Li’s second query offers with the mysteries of technological innovation. She asks: “Is technological innovation a black box, and all we need to do is wait? Or is there scope for government policy to accelerate innovation by addressing inefficiencies?” She research cases wherein extra funding for fundamental analysis might make a distinction, or wherein the innovations are prepared however companies or customers want a push within the type of measures comparable to authorities subsidies for the product to obtain larger ranges of adoption.
The ultimate query driving her analysis is: How can we meet rising energy demand in growing nations whereas defending human well being and the setting? Over the course of her training and the start of her analysis profession, Li has explored fields from growth economics to environmental economics and industrial group.
“If we’re going to improve the lives of people in developing countries, energy consumption is going to play a big role,” she says. “But at the same time, how do we make things better for human health by alleviating pollution, improving air quality?”
With her fast-approaching professorship very a lot on her thoughts, Li has plans to take an in depth have a look at the economics curriculum on the Institute to see if there are any gaps in what’s being supplied.
“There’s a history of high-quality energy economics classes at MIT,” she says. “I want to learn more about the classes that are being taught currently and bring back some of the really important parts of classes that are no longer around.”
She plans to meet with a variety of scholars — from Sloan MBAs to undergraduates in engineering, science, and the humanities — to formulate a way of which energy and economics points they really feel are most essential.
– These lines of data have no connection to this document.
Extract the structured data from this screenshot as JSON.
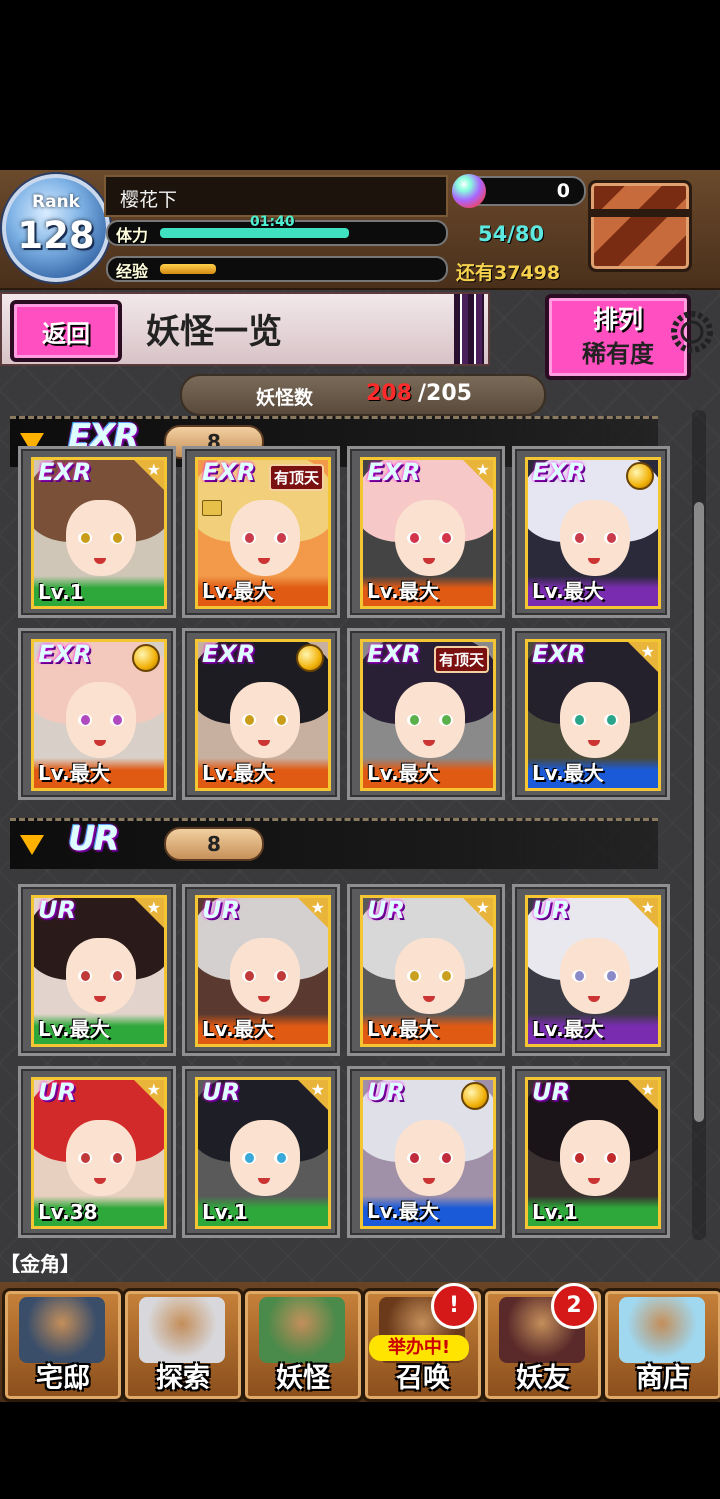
{
  "colors": {
    "accent_pink": "#ff4fc1",
    "gold": "#f6d14d",
    "stamina": "#5de8e0",
    "count_red": "#ff2a2a"
  },
  "header": {
    "rank_label": "Rank",
    "rank_value": "128",
    "player_name": "樱花下",
    "stamina_label": "体力",
    "stamina_timer": "01:40",
    "stamina_value": "54/80",
    "stamina_fraction": 0.675,
    "exp_label": "经验",
    "exp_fraction": 0.2,
    "gem_count": "0",
    "gold_text": "还有37498"
  },
  "title_bar": {
    "back_label": "返回",
    "page_title": "妖怪一览",
    "sort_label": "排列",
    "sort_value": "稀有度"
  },
  "monster_count": {
    "label": "妖怪数",
    "owned": "208",
    "capacity": "/205"
  },
  "sections": [
    {
      "rarity": "EXR",
      "count": "8",
      "cards": [
        {
          "rarity": "EXR",
          "level": "Lv.1",
          "strip": "#2ea83a",
          "hair": "#7a5138",
          "eye": "#c99c1a",
          "bg": "#cfc6b8",
          "mark": "star",
          "lock": false
        },
        {
          "rarity": "EXR",
          "level": "Lv.最大",
          "strip": "#e05a14",
          "hair": "#f2cf7a",
          "eye": "#c93a4a",
          "bg": "#f29a4a",
          "mark": "tag",
          "tag": "有顶天",
          "lock": true
        },
        {
          "rarity": "EXR",
          "level": "Lv.最大",
          "strip": "#e05a14",
          "hair": "#f7c8c8",
          "eye": "#d2344a",
          "bg": "#444",
          "mark": "star",
          "lock": false
        },
        {
          "rarity": "EXR",
          "level": "Lv.最大",
          "strip": "#7a2cb0",
          "hair": "#e6e6f2",
          "eye": "#c93a4a",
          "bg": "#2a2a3a",
          "mark": "medal",
          "lock": false
        },
        {
          "rarity": "EXR",
          "level": "Lv.最大",
          "strip": "#e05a14",
          "hair": "#f3c9bd",
          "eye": "#b048c0",
          "bg": "#d8d0c8",
          "mark": "medal",
          "lock": false
        },
        {
          "rarity": "EXR",
          "level": "Lv.最大",
          "strip": "#e05a14",
          "hair": "#1c1c22",
          "eye": "#c99c1a",
          "bg": "#c8b0a0",
          "mark": "medal",
          "lock": false
        },
        {
          "rarity": "EXR",
          "level": "Lv.最大",
          "strip": "#e05a14",
          "hair": "#2a2036",
          "eye": "#5ab04a",
          "bg": "#8a8a8a",
          "mark": "tag",
          "tag": "有顶天",
          "lock": false
        },
        {
          "rarity": "EXR",
          "level": "Lv.最大",
          "strip": "#1a5ad8",
          "hair": "#24202c",
          "eye": "#2aa58a",
          "bg": "#4a4a3a",
          "mark": "star",
          "lock": false
        }
      ]
    },
    {
      "rarity": "UR",
      "count": "8",
      "cards": [
        {
          "rarity": "UR",
          "level": "Lv.最大",
          "strip": "#2ea83a",
          "hair": "#2a1a1a",
          "eye": "#c03a3a",
          "bg": "#e2d4cc",
          "mark": "star",
          "lock": false
        },
        {
          "rarity": "UR",
          "level": "Lv.最大",
          "strip": "#e05a14",
          "hair": "#d4d0d0",
          "eye": "#c03a3a",
          "bg": "#5a3a30",
          "mark": "star",
          "lock": false
        },
        {
          "rarity": "UR",
          "level": "Lv.最大",
          "strip": "#e05a14",
          "hair": "#d8d8d8",
          "eye": "#c9a020",
          "bg": "#5a5a5a",
          "mark": "star",
          "lock": false
        },
        {
          "rarity": "UR",
          "level": "Lv.最大",
          "strip": "#7a2cb0",
          "hair": "#e8e8ee",
          "eye": "#8a8ac8",
          "bg": "#3a3a44",
          "mark": "star",
          "lock": false
        },
        {
          "rarity": "UR",
          "level": "Lv.38",
          "strip": "#2ea83a",
          "hair": "#d22a2a",
          "eye": "#c03a3a",
          "bg": "#e8d0c0",
          "mark": "star",
          "lock": false
        },
        {
          "rarity": "UR",
          "level": "Lv.1",
          "strip": "#2ea83a",
          "hair": "#1e1e26",
          "eye": "#3aa8d8",
          "bg": "#5a5a5a",
          "mark": "star",
          "lock": false
        },
        {
          "rarity": "UR",
          "level": "Lv.最大",
          "strip": "#1a5ad8",
          "hair": "#e0e0e8",
          "eye": "#c02a3a",
          "bg": "#a090a8",
          "mark": "medal",
          "lock": false
        },
        {
          "rarity": "UR",
          "level": "Lv.1",
          "strip": "#2ea83a",
          "hair": "#1a1418",
          "eye": "#c02a2a",
          "bg": "#3a3030",
          "mark": "star",
          "lock": false
        }
      ]
    }
  ],
  "helper_text": "【金角】",
  "nav": [
    {
      "label": "宅邸",
      "icon": "house-icon",
      "pic": "#3a4e6a"
    },
    {
      "label": "探索",
      "icon": "magnifier-map-icon",
      "pic": "#d8d8dc"
    },
    {
      "label": "妖怪",
      "icon": "scroll-icon",
      "pic": "#4a8a4a"
    },
    {
      "label": "召唤",
      "icon": "summon-star-icon",
      "pic": "#6a3a1a",
      "badge": "!",
      "pill": "举办中!"
    },
    {
      "label": "妖友",
      "icon": "friend-portrait-icon",
      "pic": "#5a2a2a",
      "badge": "2"
    },
    {
      "label": "商店",
      "icon": "crystal-orb-icon",
      "pic": "#a0d8f0"
    }
  ]
}
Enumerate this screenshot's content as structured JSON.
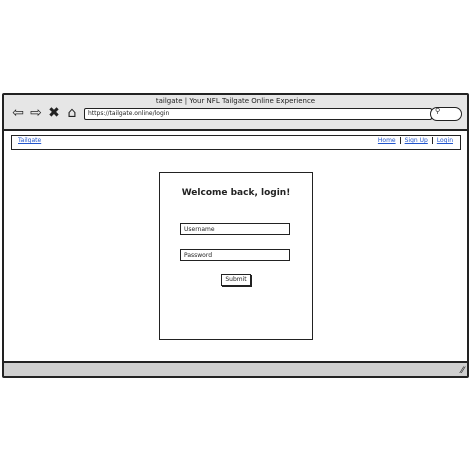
{
  "window": {
    "title": "tailgate | Your NFL Tailgate Online Experience",
    "url": "https://tailgate.online/login",
    "nav_icons": [
      "back-arrow-icon",
      "forward-arrow-icon",
      "close-icon",
      "home-icon"
    ],
    "search_icon": "search-icon"
  },
  "navbar": {
    "brand": "Tailgate",
    "links": [
      "Home",
      "Sign Up",
      "Login"
    ]
  },
  "login": {
    "heading": "Welcome back, login!",
    "username_placeholder": "Username",
    "password_placeholder": "Password",
    "submit_label": "Submit"
  }
}
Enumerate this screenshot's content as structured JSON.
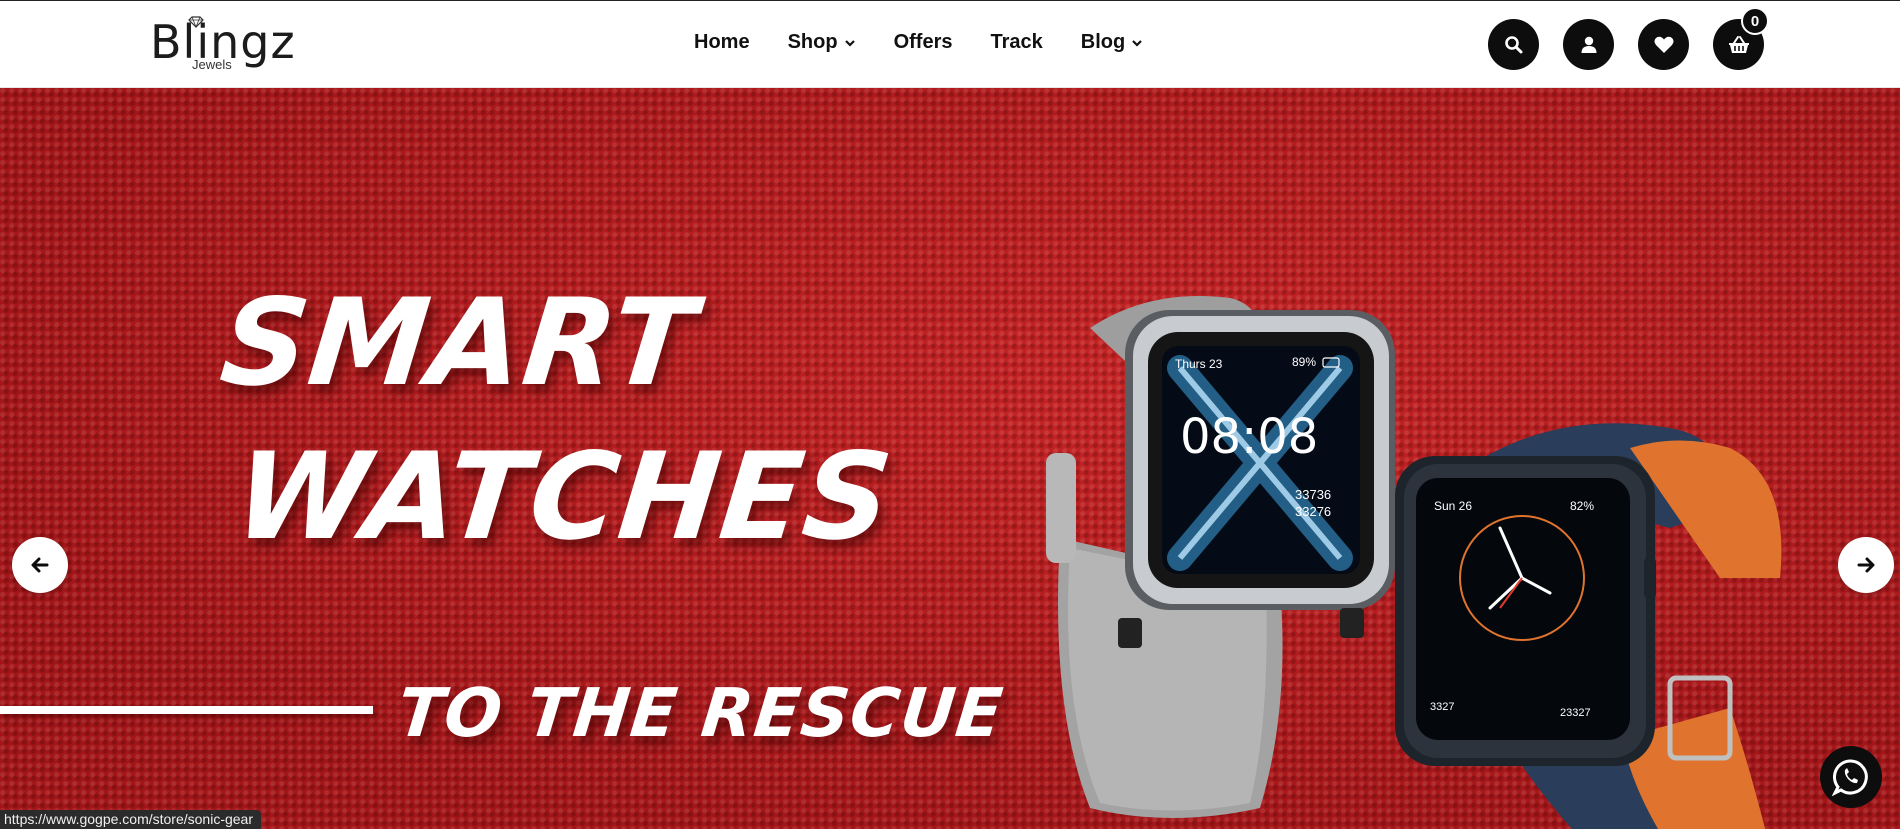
{
  "brand": {
    "name": "Blingz",
    "subtitle": "Jewels"
  },
  "nav": {
    "items": [
      {
        "label": "Home",
        "has_dropdown": false
      },
      {
        "label": "Shop",
        "has_dropdown": true
      },
      {
        "label": "Offers",
        "has_dropdown": false
      },
      {
        "label": "Track",
        "has_dropdown": false
      },
      {
        "label": "Blog",
        "has_dropdown": true
      }
    ]
  },
  "header_actions": {
    "search_icon": "search-icon",
    "account_icon": "user-icon",
    "wishlist_icon": "heart-icon",
    "cart_icon": "basket-icon",
    "cart_count": "0"
  },
  "hero": {
    "line1": "SMART",
    "line2": "WATCHES",
    "line3": "TO THE RESCUE",
    "background_color": "#b71f22",
    "watch1": {
      "date": "Thurs 23",
      "battery": "89%",
      "time": "08:08",
      "stat1": "33736",
      "stat2": "33276"
    },
    "watch2": {
      "date": "Sun 26",
      "battery": "82%",
      "stat_left": "3327",
      "stat_right": "23327"
    }
  },
  "carousel": {
    "prev_icon": "arrow-left-icon",
    "next_icon": "arrow-right-icon"
  },
  "whatsapp": {
    "icon": "whatsapp-icon"
  },
  "status_bar": {
    "url": "https://www.gogpe.com/store/sonic-gear"
  }
}
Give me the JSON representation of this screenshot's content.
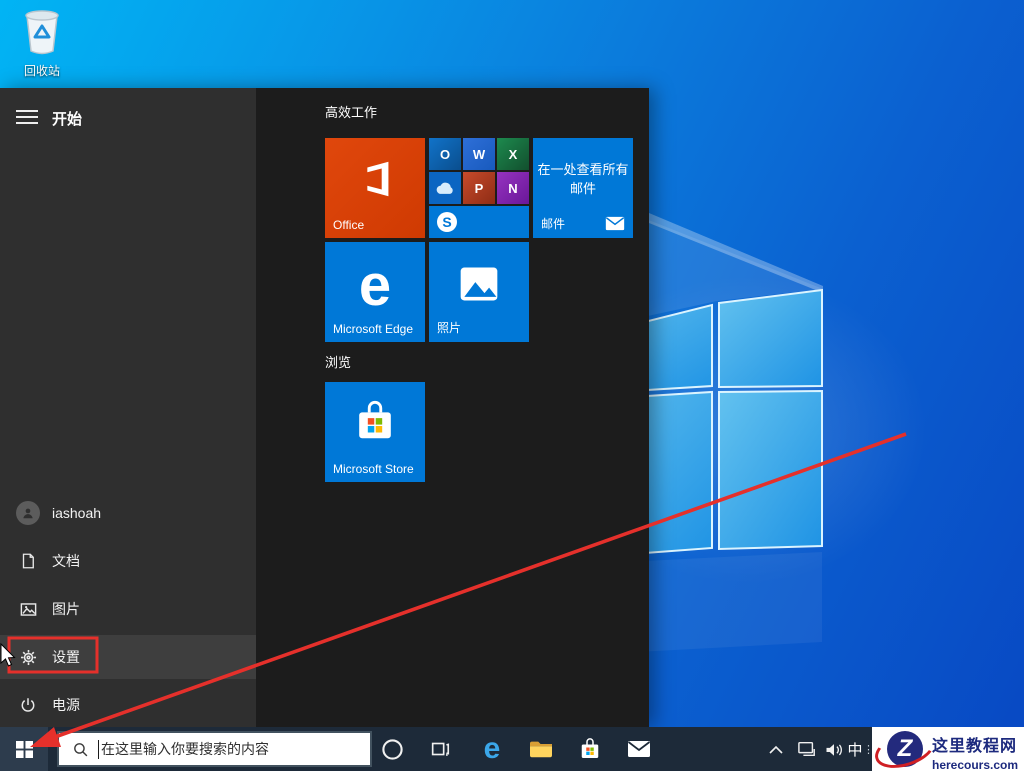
{
  "desktop": {
    "recycle_bin_label": "回收站"
  },
  "start_menu": {
    "header": "开始",
    "sections": [
      {
        "title": "高效工作"
      },
      {
        "title": "浏览"
      }
    ],
    "tiles": {
      "office": {
        "label": "Office"
      },
      "office_group": {
        "apps": [
          {
            "name": "Outlook",
            "letter": "O"
          },
          {
            "name": "Word",
            "letter": "W"
          },
          {
            "name": "Excel",
            "letter": "X"
          },
          {
            "name": "OneDrive"
          },
          {
            "name": "PowerPoint",
            "letter": "P"
          },
          {
            "name": "OneNote",
            "letter": "N"
          },
          {
            "name": "Skype",
            "letter": "S"
          }
        ]
      },
      "mail": {
        "body_line1": "在一处查看所有",
        "body_line2": "邮件",
        "label": "邮件"
      },
      "edge": {
        "glyph": "e",
        "label": "Microsoft Edge"
      },
      "photos": {
        "label": "照片"
      },
      "store": {
        "label": "Microsoft Store"
      }
    },
    "sidebar": [
      {
        "label": "iashoah"
      },
      {
        "label": "文档"
      },
      {
        "label": "图片"
      },
      {
        "label": "设置"
      },
      {
        "label": "电源"
      }
    ]
  },
  "taskbar": {
    "search_placeholder": "在这里输入你要搜索的内容",
    "ime": "中"
  },
  "watermark": {
    "logo_letter": "Z",
    "site_name": "这里教程网",
    "site_url": "herecours.com"
  },
  "colors": {
    "accent_blue": "#0078d7",
    "office_orange": "#d83b01",
    "annotation_red": "#e5302b",
    "taskbar": "#1d2a39",
    "menu_sidebar": "#2f2f2f",
    "menu_tiles_bg": "#1c1c1c",
    "watermark_navy": "#1d2a7e",
    "desktop_top_left": "#01b4f4",
    "desktop_bottom_right": "#0848c3"
  }
}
She’s conserving studying outdoors the classroom in thoughts, too. As an undergrad, she says she benefited immensely from the Undergraduate Research Opportunities Program (UROP) “learning a lot about the grunt work of research.” And If the correct analysis alternative presents itself, she says she plans to create a UROP for undergrads working in energy economics.
Li says she appears to be like ahead to the prospect to give again to her alma mater.
“MIT just feels special to me in a way that I cannot even articulate,” she says. “To me, it’s nerds — in the best sense of the word — coming together to celebrate learning and knowledge.”
This article appeared within the Autumn 2017 subject of Energy Futures, the journal of the MIT Energy Initiative.